İşte TKP’nin kuruluşuna yön veren anlayış bu örgüt mekanizması sayesinde vücut bulmaktaydı. Aynı nedenle TKP’nin zamanla dünya proletaryası ile karşılıklı bir enternasyonal dayanışma ilişkisinden kopması, Komünist Enternasyonal’in bir dünya partisi olma işlevini yitirmesiyle yakından ilişkilidir.
Zaten TKP’nin ilk programının «ilke ve esaslar»ının unutulmasına ve unutturulmasına hizmet edenlerle, Komünist Enternasyonal’in tasfiye edilişinin üzerini örtenler önünde sonunda buluşmaktadırlar.
TKP mirasıyla Komünist Enternasyonal’in ilk dört kongresinin çizgisinde buluşmayı hedefleyenler de bunların tümüyle ayrımlarını tereddütsüz bir biçimde çekebilmelidir. Bu ayrım çizgilerini kalınlaştıran temel başvuru kaynaklarımızı özetleyen üç belgeyi kendi bildirgemizin kalkış noktaları ve tamamlayıcı parçaları olarak ekte yayınlıyoruz.

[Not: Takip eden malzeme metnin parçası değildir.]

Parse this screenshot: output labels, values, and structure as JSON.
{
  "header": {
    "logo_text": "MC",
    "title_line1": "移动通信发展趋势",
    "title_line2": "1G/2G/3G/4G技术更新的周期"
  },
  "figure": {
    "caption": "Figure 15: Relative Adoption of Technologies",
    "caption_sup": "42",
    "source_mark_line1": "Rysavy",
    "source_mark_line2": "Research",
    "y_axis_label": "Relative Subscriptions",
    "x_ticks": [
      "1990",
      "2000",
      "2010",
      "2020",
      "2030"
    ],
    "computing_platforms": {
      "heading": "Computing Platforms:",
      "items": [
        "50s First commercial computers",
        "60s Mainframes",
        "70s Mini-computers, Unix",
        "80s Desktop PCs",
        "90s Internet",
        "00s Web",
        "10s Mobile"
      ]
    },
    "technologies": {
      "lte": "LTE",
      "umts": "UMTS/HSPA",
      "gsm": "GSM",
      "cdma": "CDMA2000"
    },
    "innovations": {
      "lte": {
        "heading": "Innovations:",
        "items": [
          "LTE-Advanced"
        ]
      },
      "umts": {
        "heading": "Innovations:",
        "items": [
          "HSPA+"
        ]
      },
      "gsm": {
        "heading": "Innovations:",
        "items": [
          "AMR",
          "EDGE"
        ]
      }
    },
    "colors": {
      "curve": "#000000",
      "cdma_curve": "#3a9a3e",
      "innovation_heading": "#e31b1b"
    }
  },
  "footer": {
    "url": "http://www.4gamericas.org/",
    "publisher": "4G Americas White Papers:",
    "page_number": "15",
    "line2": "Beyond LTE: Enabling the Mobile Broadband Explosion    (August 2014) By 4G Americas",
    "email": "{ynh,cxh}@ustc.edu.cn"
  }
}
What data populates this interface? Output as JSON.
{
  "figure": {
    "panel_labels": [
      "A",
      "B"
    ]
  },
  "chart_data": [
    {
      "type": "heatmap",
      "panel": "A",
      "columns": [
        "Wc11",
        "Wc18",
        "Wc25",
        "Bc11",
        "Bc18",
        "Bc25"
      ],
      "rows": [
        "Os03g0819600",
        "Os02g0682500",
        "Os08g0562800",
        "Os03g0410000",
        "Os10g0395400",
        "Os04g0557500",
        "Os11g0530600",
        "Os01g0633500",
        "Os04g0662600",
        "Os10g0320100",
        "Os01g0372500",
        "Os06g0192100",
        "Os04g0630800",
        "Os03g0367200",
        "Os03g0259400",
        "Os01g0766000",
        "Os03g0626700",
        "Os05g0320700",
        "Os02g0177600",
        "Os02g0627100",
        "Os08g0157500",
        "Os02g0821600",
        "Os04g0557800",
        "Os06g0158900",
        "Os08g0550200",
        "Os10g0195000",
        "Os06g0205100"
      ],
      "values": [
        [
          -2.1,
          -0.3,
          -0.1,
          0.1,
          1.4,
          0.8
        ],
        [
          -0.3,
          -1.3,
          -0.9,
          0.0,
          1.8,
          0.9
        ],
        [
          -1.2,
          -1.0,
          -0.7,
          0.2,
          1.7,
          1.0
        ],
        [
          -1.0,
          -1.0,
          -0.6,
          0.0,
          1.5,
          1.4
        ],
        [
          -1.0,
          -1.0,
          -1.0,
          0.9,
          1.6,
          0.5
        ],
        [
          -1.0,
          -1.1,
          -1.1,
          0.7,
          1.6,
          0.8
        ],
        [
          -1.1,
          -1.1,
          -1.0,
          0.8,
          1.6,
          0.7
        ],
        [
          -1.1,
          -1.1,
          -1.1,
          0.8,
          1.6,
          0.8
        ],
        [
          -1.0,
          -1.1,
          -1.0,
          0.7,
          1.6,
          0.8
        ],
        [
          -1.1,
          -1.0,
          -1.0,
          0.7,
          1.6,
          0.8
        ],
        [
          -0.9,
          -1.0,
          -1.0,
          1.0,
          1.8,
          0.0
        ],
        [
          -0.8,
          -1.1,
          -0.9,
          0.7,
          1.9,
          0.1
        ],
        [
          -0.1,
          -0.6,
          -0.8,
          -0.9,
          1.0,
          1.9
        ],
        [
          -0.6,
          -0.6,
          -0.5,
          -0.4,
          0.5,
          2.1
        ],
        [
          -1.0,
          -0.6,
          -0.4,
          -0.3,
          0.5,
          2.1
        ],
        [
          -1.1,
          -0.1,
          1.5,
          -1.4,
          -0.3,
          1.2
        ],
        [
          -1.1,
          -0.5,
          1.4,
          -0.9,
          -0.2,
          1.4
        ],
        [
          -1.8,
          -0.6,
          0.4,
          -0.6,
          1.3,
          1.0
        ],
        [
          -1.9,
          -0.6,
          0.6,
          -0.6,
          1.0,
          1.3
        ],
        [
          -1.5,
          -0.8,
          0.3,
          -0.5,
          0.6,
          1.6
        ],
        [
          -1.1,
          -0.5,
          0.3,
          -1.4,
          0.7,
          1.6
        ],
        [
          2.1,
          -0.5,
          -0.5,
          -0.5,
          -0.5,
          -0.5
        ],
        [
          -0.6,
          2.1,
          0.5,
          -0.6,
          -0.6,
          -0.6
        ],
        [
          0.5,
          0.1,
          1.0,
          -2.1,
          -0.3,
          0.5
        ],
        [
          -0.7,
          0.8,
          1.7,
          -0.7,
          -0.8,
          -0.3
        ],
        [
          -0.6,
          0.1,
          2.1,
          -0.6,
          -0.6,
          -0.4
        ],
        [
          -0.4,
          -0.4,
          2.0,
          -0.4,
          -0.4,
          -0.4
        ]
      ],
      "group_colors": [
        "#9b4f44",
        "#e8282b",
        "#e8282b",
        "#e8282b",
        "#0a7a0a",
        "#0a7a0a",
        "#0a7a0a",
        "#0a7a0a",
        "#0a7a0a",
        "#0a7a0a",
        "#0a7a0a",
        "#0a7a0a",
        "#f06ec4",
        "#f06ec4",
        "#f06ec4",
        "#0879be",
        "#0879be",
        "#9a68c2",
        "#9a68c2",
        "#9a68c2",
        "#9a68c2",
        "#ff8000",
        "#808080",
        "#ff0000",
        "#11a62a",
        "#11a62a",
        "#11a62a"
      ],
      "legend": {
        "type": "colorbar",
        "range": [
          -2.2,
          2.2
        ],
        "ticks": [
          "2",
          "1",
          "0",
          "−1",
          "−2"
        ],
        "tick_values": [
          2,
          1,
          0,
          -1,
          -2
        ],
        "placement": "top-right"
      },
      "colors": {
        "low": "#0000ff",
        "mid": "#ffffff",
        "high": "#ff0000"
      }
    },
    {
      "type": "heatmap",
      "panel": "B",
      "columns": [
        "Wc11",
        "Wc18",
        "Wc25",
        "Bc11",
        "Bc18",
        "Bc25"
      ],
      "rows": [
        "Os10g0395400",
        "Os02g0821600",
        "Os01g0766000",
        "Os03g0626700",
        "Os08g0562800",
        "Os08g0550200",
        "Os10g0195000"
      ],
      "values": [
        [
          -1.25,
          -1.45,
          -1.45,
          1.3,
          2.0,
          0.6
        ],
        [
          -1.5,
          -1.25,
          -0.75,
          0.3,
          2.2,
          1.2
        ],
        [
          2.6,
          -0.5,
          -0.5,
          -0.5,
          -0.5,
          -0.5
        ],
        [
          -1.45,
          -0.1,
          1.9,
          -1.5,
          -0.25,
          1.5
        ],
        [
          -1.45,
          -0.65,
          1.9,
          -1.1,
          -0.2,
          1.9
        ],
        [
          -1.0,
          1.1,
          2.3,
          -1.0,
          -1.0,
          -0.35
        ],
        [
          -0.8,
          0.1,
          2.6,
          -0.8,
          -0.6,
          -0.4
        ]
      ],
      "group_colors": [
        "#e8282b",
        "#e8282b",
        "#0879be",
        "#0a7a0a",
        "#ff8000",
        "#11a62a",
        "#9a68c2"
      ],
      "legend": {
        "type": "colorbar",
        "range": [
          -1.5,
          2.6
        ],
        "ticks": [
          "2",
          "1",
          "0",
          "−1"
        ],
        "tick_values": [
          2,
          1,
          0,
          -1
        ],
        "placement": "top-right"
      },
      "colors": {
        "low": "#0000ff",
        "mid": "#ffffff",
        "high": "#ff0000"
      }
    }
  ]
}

Her ne kadar Komünist Enternasyonal’in Lenin zamanında bir programa kavuşması sağlanamadıysa da, bu dönem içerisinde Mustafa Suphi zamanında kabul edilen TKP Programı Lenin zamanında Komünist Enternasyonal bünyesinde ortaya konan üç program metninden biridir. Kuruluş kongresinde Kabul edilen program, Komünist Enternasyonal çizgisini o zamanın Türkçesiyle gayet açık ve seçik biçimde ifade eden bir siyasal metindir.
Bu maksatla, Komünist Enternasyonal’e katılmanın şartlarını tarif eden «21 Koşul» ve Komünist Enternasyonal’in kuruluş kongresinde bu enternasyonalin temel amaç ve ilkelerini içeren «Komünist Enternasyonal Platformu» belgeleri ile birlikte; TKP Programının «İlke ve Esaslar» başlıklı giriş bölümünü de bir temel başvuru kaynağı olarak kabul edip, şart koşuyoruz.
Komünistlerin birliğini sağlamayı hedefleyenler olarak temel kalkış noktalarımız, vazgeçmeyeceğimiz, gerisine düşmeyeceğimiz amaç ve ilkelerimiz bu başvuru kaynaklarının ışığında benimsenmiştir.